Wunderkinds of painting, photography, sculpture, digital art—or combinations thereof—we’ve singled out the top ten artists from the new class at Frieze New York. Including Whitney and Venice Biennale stars and artists quickly climbing the art world echelons, here’s a look at ten trending artists born post-1974—and ten reasons to be excited about Frieze New York.
10. Sanya Kantarovsky: Russian-born artist Sanya Kantarovsky produces video installations and sculptures, though he is best known for his paintings; his signature works often have thinly applied, wiped, or scraped layers of paint, and feature narrative scenes populated by isolated, sinewy figures.
9. Gregor Hildebrandt: Conceptual, Berlin-based artist Gregor Hildebrandt transforms the near-obsolete relics of recording technology—like VHS, cassettes, and vinyl records—into sculptures, paintings, photographs and installations. To make his signature paintings, Hildebrandt applies tapes directly to the canvas, making impressions with them before finally adhering the cassettes themselves.
8. Daniel Gordon:Brooklyn-based photographer Daniel Gordon turns his medium on its head: his large-scale C-prints are of three-dimensional sculptures and tableaus built from digital images gleaned from online sources. Gordon’s layered work is intensely transparent and revealing of the artist’s hand, tearing, cutting, and mashing the images together.

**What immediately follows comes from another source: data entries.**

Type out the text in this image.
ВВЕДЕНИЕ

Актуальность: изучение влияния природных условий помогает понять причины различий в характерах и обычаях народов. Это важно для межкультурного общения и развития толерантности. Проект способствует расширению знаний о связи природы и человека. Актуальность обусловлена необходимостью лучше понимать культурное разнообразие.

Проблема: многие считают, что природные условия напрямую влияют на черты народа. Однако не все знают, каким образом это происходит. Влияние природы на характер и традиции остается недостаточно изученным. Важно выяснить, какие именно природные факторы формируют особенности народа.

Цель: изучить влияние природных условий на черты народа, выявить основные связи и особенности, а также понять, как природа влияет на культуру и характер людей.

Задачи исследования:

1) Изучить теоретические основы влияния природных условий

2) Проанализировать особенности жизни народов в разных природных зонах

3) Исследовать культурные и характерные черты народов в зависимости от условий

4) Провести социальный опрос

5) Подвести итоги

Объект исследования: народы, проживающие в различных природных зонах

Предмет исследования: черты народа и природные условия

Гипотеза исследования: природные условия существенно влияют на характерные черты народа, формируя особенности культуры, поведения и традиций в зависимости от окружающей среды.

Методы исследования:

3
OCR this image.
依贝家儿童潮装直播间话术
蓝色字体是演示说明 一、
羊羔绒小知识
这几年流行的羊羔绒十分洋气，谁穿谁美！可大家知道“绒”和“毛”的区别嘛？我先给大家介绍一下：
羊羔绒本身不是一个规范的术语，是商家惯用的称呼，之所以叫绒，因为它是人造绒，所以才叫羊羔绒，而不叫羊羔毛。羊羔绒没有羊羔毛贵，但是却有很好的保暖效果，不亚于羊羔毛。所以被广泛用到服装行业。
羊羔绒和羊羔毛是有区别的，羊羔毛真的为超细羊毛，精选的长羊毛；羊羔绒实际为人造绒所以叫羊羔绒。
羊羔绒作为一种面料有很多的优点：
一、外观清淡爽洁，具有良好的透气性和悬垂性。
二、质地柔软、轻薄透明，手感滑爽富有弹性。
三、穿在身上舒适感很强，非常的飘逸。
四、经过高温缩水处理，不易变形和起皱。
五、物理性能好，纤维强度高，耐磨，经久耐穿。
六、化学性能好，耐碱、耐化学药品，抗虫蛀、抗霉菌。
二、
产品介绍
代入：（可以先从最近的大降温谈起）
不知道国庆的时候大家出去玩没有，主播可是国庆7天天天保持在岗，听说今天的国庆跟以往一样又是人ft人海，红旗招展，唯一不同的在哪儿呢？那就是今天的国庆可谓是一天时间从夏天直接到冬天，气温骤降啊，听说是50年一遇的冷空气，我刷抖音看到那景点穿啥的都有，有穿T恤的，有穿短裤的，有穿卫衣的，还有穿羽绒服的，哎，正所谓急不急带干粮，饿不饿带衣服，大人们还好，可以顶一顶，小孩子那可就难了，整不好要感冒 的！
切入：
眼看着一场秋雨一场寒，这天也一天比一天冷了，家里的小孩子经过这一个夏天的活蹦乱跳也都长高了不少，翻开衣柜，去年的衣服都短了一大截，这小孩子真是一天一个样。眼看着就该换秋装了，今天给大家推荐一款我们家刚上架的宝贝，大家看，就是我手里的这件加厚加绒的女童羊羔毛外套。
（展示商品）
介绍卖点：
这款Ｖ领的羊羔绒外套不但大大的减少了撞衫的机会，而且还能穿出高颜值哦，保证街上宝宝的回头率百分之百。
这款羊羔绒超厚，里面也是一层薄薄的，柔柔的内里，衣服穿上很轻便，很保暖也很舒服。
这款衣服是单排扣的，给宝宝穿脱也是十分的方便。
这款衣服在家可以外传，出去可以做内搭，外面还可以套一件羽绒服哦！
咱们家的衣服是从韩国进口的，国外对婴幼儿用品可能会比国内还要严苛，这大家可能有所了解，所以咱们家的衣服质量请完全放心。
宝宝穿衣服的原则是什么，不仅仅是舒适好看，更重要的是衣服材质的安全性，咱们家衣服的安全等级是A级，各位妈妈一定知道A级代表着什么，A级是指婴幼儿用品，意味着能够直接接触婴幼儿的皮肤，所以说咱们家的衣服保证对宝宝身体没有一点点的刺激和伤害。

7. Amalia Pica: Argentine artist Amalia Pica is known to reference obsolete technologies, evidenced in her 2013 work The wireless way in low visibility (recreation of the first system for non cable transmission, as seen on TV),which recreates an experiment by the early 20th-century Italian inventor Guglielmo Marconi, and which is on view at Johann König’s booth.
6. Eddie Peake: British artist Eddie Peake takes multidisciplinary approaches in his ongoing exploration of the lapses in various modes of communication, and the ambiguities of sexuality and gender. Peake’s oeuvre has included video, photography, painting, sculpture, installation, and choreographed performances with sound.
5. Katherine Bernhardt: Rendering female models and celebrities on large-scale canvases and with quick, expressive brushstrokes, painter Katherine Bernhardt examines representations of beauty in mainstream media and fashion photography. Her recent works feature repeating motifs of colorful objects, like pizza, basketballs, and fruit.
4. Danh Vo: Berlin-based artist Dahn Vo’s conceptual works explore themes of appropriation and fragmentation, incorporating his experience as a Vietnamese-born Danish citizen and consistently using his own life as material. Last year, Vo was featured in the 2013 Venice Biennale, where he presented the ruins of a 200-year-old Catholic church that he had shipped from Vietnam.
3. Cory Arcangel: Based in Brooklyn, Cory Arcangel is a post-conceptual artist known for technology-based art, often involving modified videogames and computer software, music, and performance. Arcangel was featured in the 2004 Whitney Biennial, and in 2011, became the youngest artist since Bruce Nauman to be granted an exhibition spanning an entire floor of the Whitney.
2. Alexander Tovborg: Influenced by religious art and metaphysics, Danish artist Alexander Tovborg creates semi-abstract paintings, sculptures, and drawings that combine biomorphic forms, patterns, and dream imagery. He blends his imagination and dream experiences with Western religion and European folk traditions, a combination that gives his paintings a mythic dimension and the objects and occasional figures in them an almost archetypal significance.
1. Jeppe Hein: Danish artist Jeppe Hein creates installations that challenge the traditional notion of the passive viewer. His site-specific works are conceptual, interactive, and often activated by their viewers, such as the polished steel Geometric Mirrors featured in the sculpture garden at Frieze London 2013, which offered reflections of passersby.